- Born: January 14, 1949 (age 77)
- Education: Queens College, CUNY
- Occupations: Children's book author, illustrator
- Years active: 1978–present

= Diane Goode =

American children's book author and illustrator

Diane Goode (born January 14, 1949) is an American children's book author and illustrator. She has written several children's books and illustrated over 60, including New York Times bestsellers Founding Mothers and Ladies of Liberty and the Caldecott Honor Book When I Was Young in the Mountains (1982). Goode lives in Brooklyn, New York.

== Early life ==
Goode's mother was French and recited traditional children's stories from memory when Goode was a child. Goode enjoyed reading as a child, particularly works by Jane Austen and Wuthering Heights. She majored in Fine Arts at Queens College.

== Career ==
Before Goode supported herself as an illustrator, she worked for one year in New York City as a substitute teacher. Her first illustrated book was The Little Pieces of the West Wind in 1978, and the first book she authored was I Hear a Noise. Reviewing Goode's illustrations in Thanksgiving Is Here! (2003), the New York Times said that "Diane Goode's pen-and-ink drawings spin out like ragtime, each squiggle denoting a rustle of silk or a whoop or whisper."

Goode produced new illustrations for a reissue of Noel Streatfeild's classic children's story Ballet Shoes in 1991. In 1994, Goode published Diane Goode's Book of Scary Stories and Songs. Goode has collaborated with journalist Cokie Roberts twice, illustrating the bestsellers Founding Mothers (2014) and Ladies of Liberty (2008).

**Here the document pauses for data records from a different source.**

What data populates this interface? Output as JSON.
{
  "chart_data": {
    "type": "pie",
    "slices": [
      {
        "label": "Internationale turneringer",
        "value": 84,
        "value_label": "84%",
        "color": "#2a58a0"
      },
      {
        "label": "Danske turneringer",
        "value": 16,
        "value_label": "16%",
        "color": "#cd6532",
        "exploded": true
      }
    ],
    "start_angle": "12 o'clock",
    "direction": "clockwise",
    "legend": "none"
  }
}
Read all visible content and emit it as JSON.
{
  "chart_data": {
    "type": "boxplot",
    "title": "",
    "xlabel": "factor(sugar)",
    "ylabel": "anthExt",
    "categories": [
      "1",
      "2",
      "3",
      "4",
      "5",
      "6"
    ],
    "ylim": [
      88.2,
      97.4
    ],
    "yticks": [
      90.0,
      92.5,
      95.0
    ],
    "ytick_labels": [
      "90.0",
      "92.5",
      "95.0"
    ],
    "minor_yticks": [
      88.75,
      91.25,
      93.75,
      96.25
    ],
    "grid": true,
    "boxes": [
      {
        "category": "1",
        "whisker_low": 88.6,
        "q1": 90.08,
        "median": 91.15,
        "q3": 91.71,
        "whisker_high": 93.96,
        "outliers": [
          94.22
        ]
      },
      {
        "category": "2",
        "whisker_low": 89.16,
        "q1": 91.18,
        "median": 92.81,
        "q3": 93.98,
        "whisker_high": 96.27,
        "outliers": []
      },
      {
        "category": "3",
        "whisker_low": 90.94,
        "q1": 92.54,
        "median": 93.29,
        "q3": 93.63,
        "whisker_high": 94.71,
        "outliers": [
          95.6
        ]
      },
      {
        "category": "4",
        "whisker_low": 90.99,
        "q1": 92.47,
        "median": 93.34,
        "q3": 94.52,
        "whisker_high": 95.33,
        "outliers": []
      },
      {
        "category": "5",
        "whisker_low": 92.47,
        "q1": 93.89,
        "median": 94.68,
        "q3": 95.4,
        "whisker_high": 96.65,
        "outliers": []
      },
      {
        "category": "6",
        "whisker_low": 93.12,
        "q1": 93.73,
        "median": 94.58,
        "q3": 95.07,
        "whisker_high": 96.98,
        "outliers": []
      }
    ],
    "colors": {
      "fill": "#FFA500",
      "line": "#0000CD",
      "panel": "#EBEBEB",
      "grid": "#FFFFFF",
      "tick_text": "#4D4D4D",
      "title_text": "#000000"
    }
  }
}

Goode has taught book illustration at the University of California, Los Angeles.

== Artistic style ==
Goode creates her illustrations by hand rather than with a computer. She has three studios in her home, which she uses for different stages of a project.

Goode's artistic process changes for each project. For Founding Mothers, Goode worked on heavy water color paper, creating an outline in sepia ink, and then applying pastels with small, soft sponges and a tiny brush. For Ninja Baby she used watercolor on rough paper. Illustrations in The Best Mother combine pen illustration and watercolor.

== Awards and exhibitions ==
Goode has been awarded the Caldecott Honor.

== Personal life ==
Goode is married and has a son and two dogs.